We provide numerous different alternatives for treating back pain at our pain management center in Charlotte, North Carolina. Back pain therapies we provide include radiofrequency ablation, trigger point injections, PRP therapy, stem cell therapy, and stem cell therapy, to name just a few.

Even though back discomfort may go away on its own after a few weeks of rest, persistent pain has to be examined. Contact a medical expert if your back pain is severe or persistent and affecting your quality of life. A physician with expertise in pain management, such as Dr. Alamarie, can assess the state of your back.

Your back is susceptible to any trauma or injury, which could be serious. Your mobility and quality of life are impacted. It’s time to see a doctor if your back pain is severe or does not go away with rest, at-home remedies like ice, heat, and over-the-counter pain reliever. To ascertain the cause of your back discomfort and the severity of the condition, an evaluation is required.

Exercises are an excellent approach to support and improve your back. To completely relieve your pain or repair your injury, a mix of exercises and back pain treatment may be required. To prevent further harm to your back, it is always a good idea to discuss your workout plans with your doctor before beginning them on your own. Always avoid physical activities and exercises that make your pain worse. Our specialists can identify the source of your back pain and suggest the best workouts and medical care for you.

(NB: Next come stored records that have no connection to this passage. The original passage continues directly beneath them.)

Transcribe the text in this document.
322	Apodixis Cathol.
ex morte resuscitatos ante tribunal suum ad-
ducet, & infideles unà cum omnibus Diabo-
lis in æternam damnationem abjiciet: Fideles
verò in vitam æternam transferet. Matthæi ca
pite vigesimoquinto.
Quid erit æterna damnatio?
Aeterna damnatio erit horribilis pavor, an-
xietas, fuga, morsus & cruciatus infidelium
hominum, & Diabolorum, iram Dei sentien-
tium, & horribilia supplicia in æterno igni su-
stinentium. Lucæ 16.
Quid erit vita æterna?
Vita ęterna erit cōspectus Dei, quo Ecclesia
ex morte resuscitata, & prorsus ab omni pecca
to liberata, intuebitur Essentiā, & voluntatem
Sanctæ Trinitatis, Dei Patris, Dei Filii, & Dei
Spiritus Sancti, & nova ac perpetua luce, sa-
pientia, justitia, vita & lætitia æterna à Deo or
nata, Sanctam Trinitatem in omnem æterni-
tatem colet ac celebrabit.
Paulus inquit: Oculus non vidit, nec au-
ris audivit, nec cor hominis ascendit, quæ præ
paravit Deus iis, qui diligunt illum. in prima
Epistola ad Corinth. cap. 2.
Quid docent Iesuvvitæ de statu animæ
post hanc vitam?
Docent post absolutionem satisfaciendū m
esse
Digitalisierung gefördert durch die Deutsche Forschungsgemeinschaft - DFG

Back discomfort can indicate a range of problems, from slight to serious. With rest and at-home care, mild muscular discomfort or inflammation may go away. Medical intervention is necessary to cure more severe injuries or degenerative disorders and alleviate your back discomfort. It is difficult to predict if your discomfort will go away on its own without understanding the precise source of the problem. If your back pain is severe or does not go away on its own, consult a pain management specialist for an evaluation and treatment.

With age, normal wear and tear, and injury, our joints deteriorate. Your joints can be kept healthy by being protected and strengthened. Always remember to maintain appropriate posture to protect your back. Because it is bad for your spine, avoid slumping or slouching. Additionally, make sure to wear supportive shoes, strengthen your core, avoid lifting heavy objects, and engage in regular exercise.

The underlying reason for your back discomfort will determine how long it lasts. With at-home care, acute pain from a minor injury may subside after a few days to a few weeks. To reduce your pain from more severe injuries or disorders, you could need medical treatment and rehabilitation. Once the cause of your discomfort has been identified, treatments, exercises, physical therapy, and lifestyle modifications may assist.